The lasting symbol of Coronado’s passionate work is his print shop and community space, Coronado Studio. First located on Austin’s east side, and later in the Montopolis neighborhood, Coronado Studio brought together artists, students, and audiences through the collaborative art of printmaking for more than two decades.
In the years since Coronado’s passing in 2013, the studio closed its doors, halting both its longstanding community arts programming and its groundbreaking Serie Project, a screenprinting residency that hosted over 250 artists. Coronado Studio remained empty until December 2020, when the artists Pepe Coronado (no family relation to Sam) and Jonathan Rebolloso moved in.
Pepe and Rebolloso met at Sam’s memorial service, and realized their experiences bookended Coronado Studio’s history. In the mid 1990s, Pepe served as Sam’s first unofficial Master Printer; about 15 years later, Rebolloso became Sam’s final Master Printer.
The two became friends and collaborators, bonded by the legacy of their shared mentor who taught them not only about the craft of printmaking, but about its value within the community.
Then last fall, Jill Ramírez, Sam’s widow, invited Pepe and Rebolloso to use her husband’s former studio to pursue their own work and to document Sam’s print archive, which contains over 250 pieces from the Serie Project residencies plus scores of special edition prints.
Born and raised in the Dominican Republic, Pepe first arrived in Austin in 1991. After starting a job in town as a commercial printer, he took one of Sam’s screen printing classes in 1993 and, in his words, fell in love with the process. At the time Sam had just launched the Serie Project, and he took Pepe under his wing as a dedicated assistant.
“It was a beautiful thing for me as a young immigrant artist,” Pepe said in a recent video call from Coronado Studio. “Sam was a mentor, a friend, a brother, and a dad, all mixed in one.”
After earning an MFA from the Maryland Institute College of Art and teaching printmaking at universities in Washington DC, Pepe moved to New York City, where he co founded the Domencian York Proyecto Gráfica and established his Coronado Print Studio in East Harlem.
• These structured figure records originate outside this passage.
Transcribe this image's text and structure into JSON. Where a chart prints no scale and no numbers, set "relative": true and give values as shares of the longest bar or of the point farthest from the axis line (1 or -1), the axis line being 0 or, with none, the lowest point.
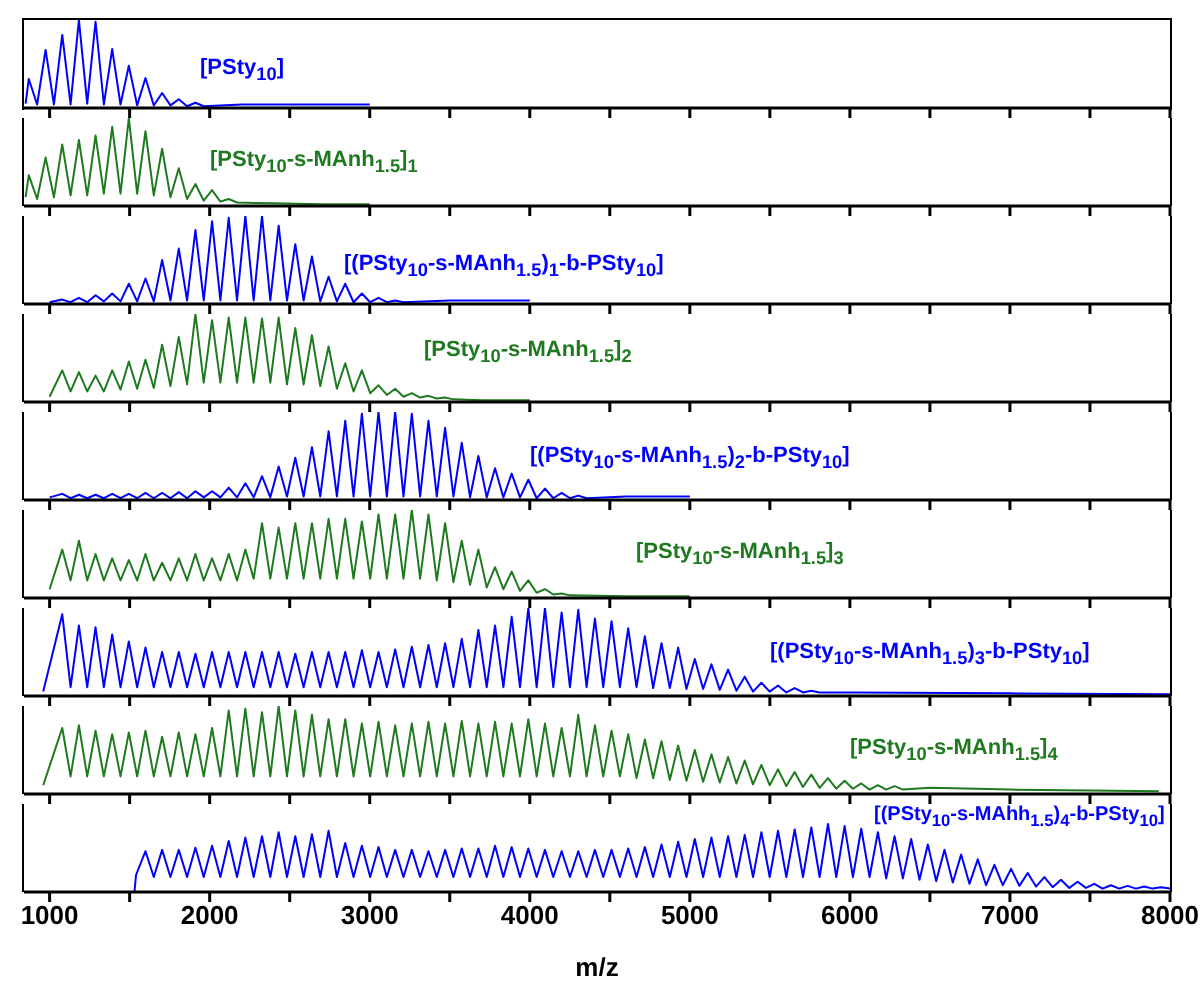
{
  "chart_data": [
    {
      "type": "line",
      "relative": true,
      "color": "#0000ff",
      "tick_labels": false,
      "xlim": [
        840,
        8000
      ],
      "xticks": [
        1000,
        {
          "value": 1500,
          "label": null
        },
        2000,
        {
          "value": 2500,
          "label": null
        },
        3000,
        {
          "value": 3500,
          "label": null
        },
        4000,
        {
          "value": 4500,
          "label": null
        },
        5000,
        {
          "value": 5500,
          "label": null
        },
        6000,
        {
          "value": 6500,
          "label": null
        },
        7000,
        {
          "value": 7500,
          "label": null
        },
        8000
      ],
      "annotations": [
        "[PSty$_{10}$]"
      ],
      "x": [
        850,
        870,
        922,
        975,
        1027,
        1079,
        1131,
        1183,
        1235,
        1287,
        1339,
        1391,
        1443,
        1495,
        1547,
        1599,
        1651,
        1703,
        1755,
        1807,
        1859,
        1911,
        1963,
        2200,
        2600,
        3000
      ],
      "values": [
        0.05,
        0.33,
        0.04,
        0.66,
        0.04,
        0.83,
        0.04,
        1,
        0.05,
        0.98,
        0.04,
        0.67,
        0.04,
        0.48,
        0.03,
        0.34,
        0.03,
        0.17,
        0.03,
        0.1,
        0.02,
        0.06,
        0.02,
        0.04,
        0.04,
        0.04
      ]
    },
    {
      "type": "line",
      "relative": true,
      "color": "#1f7a1f",
      "tick_labels": false,
      "xlim": [
        840,
        8000
      ],
      "xticks": [
        1000,
        {
          "value": 1500,
          "label": null
        },
        2000,
        {
          "value": 2500,
          "label": null
        },
        3000,
        {
          "value": 3500,
          "label": null
        },
        4000,
        {
          "value": 4500,
          "label": null
        },
        5000,
        {
          "value": 5500,
          "label": null
        },
        6000,
        {
          "value": 6500,
          "label": null
        },
        7000,
        {
          "value": 7500,
          "label": null
        },
        8000
      ],
      "annotations": [
        "[PSty$_{10}$-s-MAnh$_{1.5}$]$_{1}$"
      ],
      "x": [
        850,
        870,
        922,
        975,
        1027,
        1079,
        1131,
        1183,
        1235,
        1287,
        1339,
        1391,
        1443,
        1495,
        1547,
        1599,
        1651,
        1703,
        1755,
        1807,
        1859,
        1911,
        1963,
        2015,
        2067,
        2119,
        2171,
        2400,
        2700,
        3000
      ],
      "values": [
        0.1,
        0.35,
        0.08,
        0.55,
        0.1,
        0.7,
        0.12,
        0.75,
        0.12,
        0.8,
        0.14,
        0.9,
        0.14,
        1,
        0.14,
        0.85,
        0.12,
        0.65,
        0.1,
        0.43,
        0.08,
        0.25,
        0.06,
        0.18,
        0.05,
        0.08,
        0.04,
        0.03,
        0.02,
        0.02
      ]
    },
    {
      "type": "line",
      "relative": true,
      "color": "#0000ff",
      "tick_labels": false,
      "xlim": [
        840,
        8000
      ],
      "xticks": [
        1000,
        {
          "value": 1500,
          "label": null
        },
        2000,
        {
          "value": 2500,
          "label": null
        },
        3000,
        {
          "value": 3500,
          "label": null
        },
        4000,
        {
          "value": 4500,
          "label": null
        },
        5000,
        {
          "value": 5500,
          "label": null
        },
        6000,
        {
          "value": 6500,
          "label": null
        },
        7000,
        {
          "value": 7500,
          "label": null
        },
        8000
      ],
      "annotations": [
        "[(PSty$_{10}$-s-MAnh$_{1.5}$)$_{1}$-b-PSty$_{10}$]"
      ],
      "x": [
        1000,
        1079,
        1131,
        1183,
        1235,
        1287,
        1339,
        1391,
        1443,
        1495,
        1547,
        1599,
        1651,
        1703,
        1755,
        1807,
        1859,
        1911,
        1963,
        2015,
        2067,
        2119,
        2171,
        2223,
        2275,
        2327,
        2379,
        2431,
        2483,
        2535,
        2587,
        2639,
        2691,
        2743,
        2795,
        2847,
        2899,
        2951,
        3003,
        3055,
        3107,
        3159,
        3211,
        3500,
        4000
      ],
      "values": [
        0.02,
        0.05,
        0.02,
        0.07,
        0.02,
        0.1,
        0.03,
        0.12,
        0.03,
        0.23,
        0.03,
        0.29,
        0.03,
        0.5,
        0.04,
        0.63,
        0.04,
        0.84,
        0.04,
        0.94,
        0.04,
        0.98,
        0.04,
        1,
        0.04,
        1,
        0.04,
        0.89,
        0.04,
        0.68,
        0.04,
        0.54,
        0.03,
        0.31,
        0.03,
        0.23,
        0.02,
        0.12,
        0.02,
        0.07,
        0.02,
        0.04,
        0.02,
        0.04,
        0.04
      ]
    },
    {
      "type": "line",
      "relative": true,
      "color": "#1f7a1f",
      "tick_labels": false,
      "xlim": [
        840,
        8000
      ],
      "xticks": [
        1000,
        {
          "value": 1500,
          "label": null
        },
        2000,
        {
          "value": 2500,
          "label": null
        },
        3000,
        {
          "value": 3500,
          "label": null
        },
        4000,
        {
          "value": 4500,
          "label": null
        },
        5000,
        {
          "value": 5500,
          "label": null
        },
        6000,
        {
          "value": 6500,
          "label": null
        },
        7000,
        {
          "value": 7500,
          "label": null
        },
        8000
      ],
      "annotations": [
        "[PSty$_{10}$-s-MAnh$_{1.5}$]$_{2}$"
      ],
      "x": [
        1000,
        1079,
        1131,
        1183,
        1235,
        1287,
        1339,
        1391,
        1443,
        1495,
        1547,
        1599,
        1651,
        1703,
        1755,
        1807,
        1859,
        1911,
        1963,
        2015,
        2067,
        2119,
        2171,
        2223,
        2275,
        2327,
        2379,
        2431,
        2483,
        2535,
        2587,
        2639,
        2691,
        2743,
        2795,
        2847,
        2899,
        2951,
        3003,
        3055,
        3107,
        3159,
        3211,
        3263,
        3315,
        3367,
        3419,
        3471,
        3523,
        3700,
        4000
      ],
      "values": [
        0.06,
        0.36,
        0.12,
        0.34,
        0.12,
        0.3,
        0.12,
        0.36,
        0.14,
        0.46,
        0.15,
        0.48,
        0.16,
        0.65,
        0.18,
        0.74,
        0.2,
        1,
        0.22,
        0.93,
        0.22,
        0.96,
        0.22,
        0.96,
        0.22,
        0.95,
        0.22,
        0.96,
        0.2,
        0.84,
        0.2,
        0.76,
        0.18,
        0.63,
        0.15,
        0.44,
        0.12,
        0.36,
        0.1,
        0.19,
        0.08,
        0.15,
        0.06,
        0.1,
        0.05,
        0.07,
        0.04,
        0.05,
        0.03,
        0.02,
        0.02
      ]
    },
    {
      "type": "line",
      "relative": true,
      "color": "#0000ff",
      "tick_labels": false,
      "xlim": [
        840,
        8000
      ],
      "xticks": [
        1000,
        {
          "value": 1500,
          "label": null
        },
        2000,
        {
          "value": 2500,
          "label": null
        },
        3000,
        {
          "value": 3500,
          "label": null
        },
        4000,
        {
          "value": 4500,
          "label": null
        },
        5000,
        {
          "value": 5500,
          "label": null
        },
        6000,
        {
          "value": 6500,
          "label": null
        },
        7000,
        {
          "value": 7500,
          "label": null
        },
        8000
      ],
      "annotations": [
        "[(PSty$_{10}$-s-MAnh$_{1.5}$)$_{2}$-b-PSty$_{10}$]"
      ],
      "x": [
        1000,
        1079,
        1131,
        1183,
        1235,
        1287,
        1339,
        1391,
        1443,
        1495,
        1547,
        1599,
        1651,
        1703,
        1755,
        1807,
        1859,
        1911,
        1963,
        2015,
        2067,
        2119,
        2171,
        2223,
        2275,
        2327,
        2379,
        2431,
        2483,
        2535,
        2587,
        2639,
        2691,
        2743,
        2795,
        2847,
        2899,
        2951,
        3003,
        3055,
        3107,
        3159,
        3211,
        3263,
        3315,
        3367,
        3419,
        3471,
        3523,
        3575,
        3627,
        3679,
        3731,
        3783,
        3835,
        3887,
        3939,
        3991,
        4043,
        4095,
        4147,
        4199,
        4251,
        4303,
        4355,
        4600,
        5000
      ],
      "values": [
        0.03,
        0.07,
        0.02,
        0.06,
        0.02,
        0.06,
        0.02,
        0.07,
        0.02,
        0.07,
        0.02,
        0.08,
        0.02,
        0.08,
        0.02,
        0.09,
        0.02,
        0.1,
        0.03,
        0.1,
        0.03,
        0.14,
        0.03,
        0.19,
        0.03,
        0.27,
        0.03,
        0.38,
        0.04,
        0.48,
        0.04,
        0.6,
        0.04,
        0.78,
        0.04,
        0.9,
        0.04,
        0.98,
        0.04,
        1,
        0.04,
        1,
        0.04,
        0.98,
        0.04,
        0.9,
        0.04,
        0.82,
        0.04,
        0.65,
        0.03,
        0.5,
        0.03,
        0.36,
        0.03,
        0.3,
        0.03,
        0.23,
        0.02,
        0.13,
        0.02,
        0.08,
        0.02,
        0.05,
        0.02,
        0.04,
        0.04
      ]
    },
    {
      "type": "line",
      "relative": true,
      "color": "#1f7a1f",
      "tick_labels": false,
      "xlim": [
        840,
        8000
      ],
      "xticks": [
        1000,
        {
          "value": 1500,
          "label": null
        },
        2000,
        {
          "value": 2500,
          "label": null
        },
        3000,
        {
          "value": 3500,
          "label": null
        },
        4000,
        {
          "value": 4500,
          "label": null
        },
        5000,
        {
          "value": 5500,
          "label": null
        },
        6000,
        {
          "value": 6500,
          "label": null
        },
        7000,
        {
          "value": 7500,
          "label": null
        },
        8000
      ],
      "annotations": [
        "[PSty$_{10}$-s-MAnh$_{1.5}$]$_{3}$"
      ],
      "x": [
        1000,
        1079,
        1131,
        1183,
        1235,
        1287,
        1339,
        1391,
        1443,
        1495,
        1547,
        1599,
        1651,
        1703,
        1755,
        1807,
        1859,
        1911,
        1963,
        2015,
        2067,
        2119,
        2171,
        2223,
        2275,
        2327,
        2379,
        2431,
        2483,
        2535,
        2587,
        2639,
        2691,
        2743,
        2795,
        2847,
        2899,
        2951,
        3003,
        3055,
        3107,
        3159,
        3211,
        3263,
        3315,
        3367,
        3419,
        3471,
        3523,
        3575,
        3627,
        3679,
        3731,
        3783,
        3835,
        3887,
        3939,
        3991,
        4043,
        4095,
        4147,
        4199,
        4251,
        4600,
        5000
      ],
      "values": [
        0.1,
        0.55,
        0.2,
        0.65,
        0.2,
        0.5,
        0.2,
        0.45,
        0.2,
        0.43,
        0.2,
        0.5,
        0.2,
        0.4,
        0.2,
        0.45,
        0.2,
        0.5,
        0.2,
        0.45,
        0.2,
        0.5,
        0.2,
        0.55,
        0.22,
        0.85,
        0.22,
        0.8,
        0.22,
        0.85,
        0.22,
        0.85,
        0.22,
        0.9,
        0.22,
        0.9,
        0.22,
        0.87,
        0.22,
        0.95,
        0.22,
        0.95,
        0.22,
        1,
        0.22,
        0.95,
        0.2,
        0.85,
        0.18,
        0.65,
        0.15,
        0.55,
        0.12,
        0.35,
        0.1,
        0.3,
        0.08,
        0.2,
        0.06,
        0.1,
        0.04,
        0.05,
        0.03,
        0.02,
        0.02
      ]
    },
    {
      "type": "line",
      "relative": true,
      "color": "#0000ff",
      "tick_labels": false,
      "xlim": [
        840,
        8000
      ],
      "xticks": [
        1000,
        {
          "value": 1500,
          "label": null
        },
        2000,
        {
          "value": 2500,
          "label": null
        },
        3000,
        {
          "value": 3500,
          "label": null
        },
        4000,
        {
          "value": 4500,
          "label": null
        },
        5000,
        {
          "value": 5500,
          "label": null
        },
        6000,
        {
          "value": 6500,
          "label": null
        },
        7000,
        {
          "value": 7500,
          "label": null
        },
        8000
      ],
      "annotations": [
        "[(PSty$_{10}$-s-MAnh$_{1.5}$)$_{3}$-b-PSty$_{10}$]"
      ],
      "x": [
        960,
        1079,
        1131,
        1183,
        1235,
        1287,
        1339,
        1391,
        1443,
        1495,
        1547,
        1599,
        1651,
        1703,
        1755,
        1807,
        1859,
        1911,
        1963,
        2015,
        2067,
        2119,
        2171,
        2223,
        2275,
        2327,
        2379,
        2431,
        2483,
        2535,
        2587,
        2639,
        2691,
        2743,
        2795,
        2847,
        2899,
        2951,
        3003,
        3055,
        3107,
        3159,
        3211,
        3263,
        3315,
        3367,
        3419,
        3471,
        3523,
        3575,
        3627,
        3679,
        3731,
        3783,
        3835,
        3887,
        3939,
        3991,
        4043,
        4095,
        4147,
        4199,
        4251,
        4303,
        4355,
        4407,
        4459,
        4511,
        4563,
        4615,
        4667,
        4719,
        4771,
        4823,
        4875,
        4927,
        4979,
        5031,
        5083,
        5135,
        5187,
        5239,
        5291,
        5343,
        5395,
        5447,
        5499,
        5551,
        5603,
        5655,
        5707,
        5759,
        5811,
        6000,
        7000,
        8000
      ],
      "values": [
        0.05,
        0.93,
        0.1,
        0.8,
        0.1,
        0.78,
        0.1,
        0.7,
        0.1,
        0.62,
        0.1,
        0.55,
        0.1,
        0.5,
        0.1,
        0.5,
        0.1,
        0.48,
        0.1,
        0.5,
        0.1,
        0.5,
        0.1,
        0.5,
        0.1,
        0.5,
        0.1,
        0.5,
        0.1,
        0.48,
        0.1,
        0.5,
        0.1,
        0.5,
        0.1,
        0.5,
        0.1,
        0.52,
        0.1,
        0.5,
        0.1,
        0.53,
        0.1,
        0.56,
        0.1,
        0.58,
        0.1,
        0.6,
        0.1,
        0.65,
        0.1,
        0.75,
        0.1,
        0.8,
        0.1,
        0.9,
        0.1,
        1,
        0.1,
        1,
        0.1,
        0.95,
        0.1,
        0.98,
        0.1,
        0.88,
        0.1,
        0.85,
        0.1,
        0.77,
        0.1,
        0.68,
        0.09,
        0.6,
        0.09,
        0.55,
        0.08,
        0.42,
        0.08,
        0.36,
        0.07,
        0.3,
        0.06,
        0.22,
        0.05,
        0.15,
        0.05,
        0.12,
        0.04,
        0.09,
        0.04,
        0.06,
        0.04,
        0.04,
        0.03,
        0.02
      ]
    },
    {
      "type": "line",
      "relative": true,
      "color": "#1f7a1f",
      "tick_labels": false,
      "xlim": [
        840,
        8000
      ],
      "xticks": [
        1000,
        {
          "value": 1500,
          "label": null
        },
        2000,
        {
          "value": 2500,
          "label": null
        },
        3000,
        {
          "value": 3500,
          "label": null
        },
        4000,
        {
          "value": 4500,
          "label": null
        },
        5000,
        {
          "value": 5500,
          "label": null
        },
        6000,
        {
          "value": 6500,
          "label": null
        },
        7000,
        {
          "value": 7500,
          "label": null
        },
        8000
      ],
      "annotations": [
        "[PSty$_{10}$-s-MAnh$_{1.5}$]$_{4}$"
      ],
      "x": [
        960,
        1079,
        1131,
        1183,
        1235,
        1287,
        1339,
        1391,
        1443,
        1495,
        1547,
        1599,
        1651,
        1703,
        1755,
        1807,
        1859,
        1911,
        1963,
        2015,
        2067,
        2119,
        2171,
        2223,
        2275,
        2327,
        2379,
        2431,
        2483,
        2535,
        2587,
        2639,
        2691,
        2743,
        2795,
        2847,
        2899,
        2951,
        3003,
        3055,
        3107,
        3159,
        3211,
        3263,
        3315,
        3367,
        3419,
        3471,
        3523,
        3575,
        3627,
        3679,
        3731,
        3783,
        3835,
        3887,
        3939,
        3991,
        4043,
        4095,
        4147,
        4199,
        4251,
        4303,
        4355,
        4407,
        4459,
        4511,
        4563,
        4615,
        4667,
        4719,
        4771,
        4823,
        4875,
        4927,
        4979,
        5031,
        5083,
        5135,
        5187,
        5239,
        5291,
        5343,
        5395,
        5447,
        5499,
        5551,
        5603,
        5655,
        5707,
        5759,
        5811,
        5863,
        5915,
        5967,
        6019,
        6071,
        6123,
        6175,
        6227,
        6279,
        6331,
        6500,
        7000,
        7500,
        7930
      ],
      "values": [
        0.1,
        0.75,
        0.2,
        0.78,
        0.2,
        0.72,
        0.2,
        0.68,
        0.2,
        0.7,
        0.2,
        0.72,
        0.2,
        0.65,
        0.2,
        0.7,
        0.2,
        0.68,
        0.2,
        0.75,
        0.2,
        0.95,
        0.2,
        0.97,
        0.2,
        0.93,
        0.2,
        1,
        0.2,
        0.95,
        0.2,
        0.9,
        0.2,
        0.85,
        0.2,
        0.85,
        0.2,
        0.8,
        0.2,
        0.82,
        0.2,
        0.78,
        0.2,
        0.8,
        0.2,
        0.82,
        0.2,
        0.8,
        0.2,
        0.83,
        0.2,
        0.8,
        0.2,
        0.82,
        0.2,
        0.8,
        0.2,
        0.85,
        0.2,
        0.8,
        0.2,
        0.75,
        0.2,
        0.9,
        0.2,
        0.78,
        0.2,
        0.72,
        0.2,
        0.68,
        0.18,
        0.62,
        0.18,
        0.6,
        0.16,
        0.55,
        0.15,
        0.5,
        0.14,
        0.45,
        0.13,
        0.42,
        0.12,
        0.38,
        0.11,
        0.33,
        0.1,
        0.28,
        0.09,
        0.25,
        0.08,
        0.22,
        0.07,
        0.18,
        0.06,
        0.15,
        0.06,
        0.12,
        0.05,
        0.1,
        0.05,
        0.09,
        0.05,
        0.07,
        0.05,
        0.04,
        0.03
      ]
    },
    {
      "type": "line",
      "relative": true,
      "color": "#0000ff",
      "xlabel": "m/z",
      "xlim": [
        840,
        8000
      ],
      "xticks": [
        1000,
        {
          "value": 1500,
          "label": null
        },
        2000,
        {
          "value": 2500,
          "label": null
        },
        3000,
        {
          "value": 3500,
          "label": null
        },
        4000,
        {
          "value": 4500,
          "label": null
        },
        5000,
        {
          "value": 5500,
          "label": null
        },
        6000,
        {
          "value": 6500,
          "label": null
        },
        7000,
        {
          "value": 7500,
          "label": null
        },
        8000
      ],
      "annotations": [
        "[(PSty$_{10}$-s-MAhh$_{1.5}$)$_{4}$-b-PSty$_{10}$]"
      ],
      "x": [
        1530,
        1540,
        1599,
        1651,
        1703,
        1755,
        1807,
        1859,
        1911,
        1963,
        2015,
        2067,
        2119,
        2171,
        2223,
        2275,
        2327,
        2379,
        2431,
        2483,
        2535,
        2587,
        2639,
        2691,
        2743,
        2795,
        2847,
        2899,
        2951,
        3003,
        3055,
        3107,
        3159,
        3211,
        3263,
        3315,
        3367,
        3419,
        3471,
        3523,
        3575,
        3627,
        3679,
        3731,
        3783,
        3835,
        3887,
        3939,
        3991,
        4043,
        4095,
        4147,
        4199,
        4251,
        4303,
        4355,
        4407,
        4459,
        4511,
        4563,
        4615,
        4667,
        4719,
        4771,
        4823,
        4875,
        4927,
        4979,
        5031,
        5083,
        5135,
        5187,
        5239,
        5291,
        5343,
        5395,
        5447,
        5499,
        5551,
        5603,
        5655,
        5707,
        5759,
        5811,
        5863,
        5915,
        5967,
        6019,
        6071,
        6123,
        6175,
        6227,
        6279,
        6331,
        6383,
        6435,
        6487,
        6539,
        6591,
        6643,
        6695,
        6747,
        6799,
        6851,
        6903,
        6955,
        7007,
        7059,
        7111,
        7163,
        7215,
        7267,
        7319,
        7371,
        7423,
        7475,
        7527,
        7579,
        7631,
        7683,
        7735,
        7787,
        7839,
        7891,
        7943,
        8000
      ],
      "values": [
        0,
        0.25,
        0.6,
        0.22,
        0.62,
        0.22,
        0.62,
        0.22,
        0.65,
        0.22,
        0.68,
        0.22,
        0.75,
        0.22,
        0.8,
        0.22,
        0.82,
        0.22,
        0.88,
        0.22,
        0.82,
        0.22,
        0.85,
        0.22,
        0.9,
        0.22,
        0.72,
        0.22,
        0.68,
        0.22,
        0.66,
        0.22,
        0.62,
        0.22,
        0.62,
        0.22,
        0.6,
        0.22,
        0.62,
        0.22,
        0.64,
        0.22,
        0.64,
        0.22,
        0.68,
        0.22,
        0.66,
        0.22,
        0.64,
        0.22,
        0.62,
        0.22,
        0.6,
        0.22,
        0.6,
        0.22,
        0.62,
        0.22,
        0.62,
        0.22,
        0.64,
        0.22,
        0.66,
        0.22,
        0.7,
        0.22,
        0.74,
        0.22,
        0.78,
        0.22,
        0.8,
        0.22,
        0.82,
        0.22,
        0.84,
        0.22,
        0.88,
        0.22,
        0.9,
        0.22,
        0.92,
        0.22,
        0.95,
        0.22,
        1,
        0.22,
        0.97,
        0.22,
        0.93,
        0.22,
        0.88,
        0.2,
        0.82,
        0.2,
        0.78,
        0.18,
        0.7,
        0.16,
        0.62,
        0.14,
        0.55,
        0.12,
        0.48,
        0.1,
        0.4,
        0.1,
        0.34,
        0.09,
        0.28,
        0.08,
        0.22,
        0.07,
        0.18,
        0.06,
        0.15,
        0.06,
        0.12,
        0.05,
        0.1,
        0.05,
        0.09,
        0.05,
        0.08,
        0.05,
        0.07,
        0.05
      ]
    }
  ]
}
In late 2019, he returned to Austin and set up shop at Flatbed Press shortly after.
Mexico-born, Austin-based Rebolloso met Sam as a 17-year-old student in 2008. Rebolloso took Sam’s graphic design class during his first semester at Austin Community College, frequently showing up to Sam’s office hours. The two grew close, and when Rebolloso shared his struggle finding a job that would allow him to stay in school, Sam invited him to work part-time cleaning up around his print shop.
“As soon as I walked in, I didn’t know what I was looking at, but I knew I wanted to be there,” Rebolloso recalled of his first visit to Coronado Studio.
Rebolloso soon went from sweeping floors to making prints. He learned the ins and outs of screen printing first-hand from Sam before becoming a Master Printer himself. Rebolloso also took on projects and commissions through his own print project, Rebo Prints. After Sam’s death, Rebolloso set up in Buda before returning to Austin and moving into the house on the Coronado Studio compound.
Though the pandemic has prevented Coronado Studio from being the buzzing community center it once was, Pepe and Rebolloso keep steady on their — and Sam’s — mission to honor their community. Recently they hosted the El Paso-born, Austin-based artist Nikki Diaz, who created a limited edition screenprint for the University of Texas’ Voces Oral History Center’s Voces of a Pandemic project, which records, archives, and disseminates interviews “to help researchers, journalists and the broader public gain a greater appreciation of the experiences in the Latino community during this historic time.”
Pepe and Rebolloso also remain busy with their own personal projects. Pepe’s work is currently featured in the Smithsonian exhibition ¡Printing the Revolution! The Rise and Impact of Chicano Graphics, 1965 to Now. Rebolloso, who previously worked on posters for local events, is now creating printed merchandise with a political voice.
Their goals for Coronado Studio’s future include making Sam’s print collection available for exhibitions, and as a resource for students and art historians. And they hope to retool and resume the studio’s screen printing residency program next year.
“In the kind of work we do, you have to love the collaborative part,” Pepe explained. “[Printmaking] actually builds this community. By being a multiple art form, you can disseminate the message to a lot of different levels. The cultural equity that you build by having a studio in el barrio is very important. Artists and other people from other communities have to go there to engage, so it gives value to our own culture.”
Pepe and Rebolloso’s open vision match what they saw in Sam.
Reflecting on his predecessor’s legacy, Pepe described Sam’s original print shop as a jewel of East Austin, something that will shine again.
“He was so unafraid of the new,” Pepe said. “He was not afraid of giving a young artist a voice even if they were making something he didn’t necessarily connect with generationally.”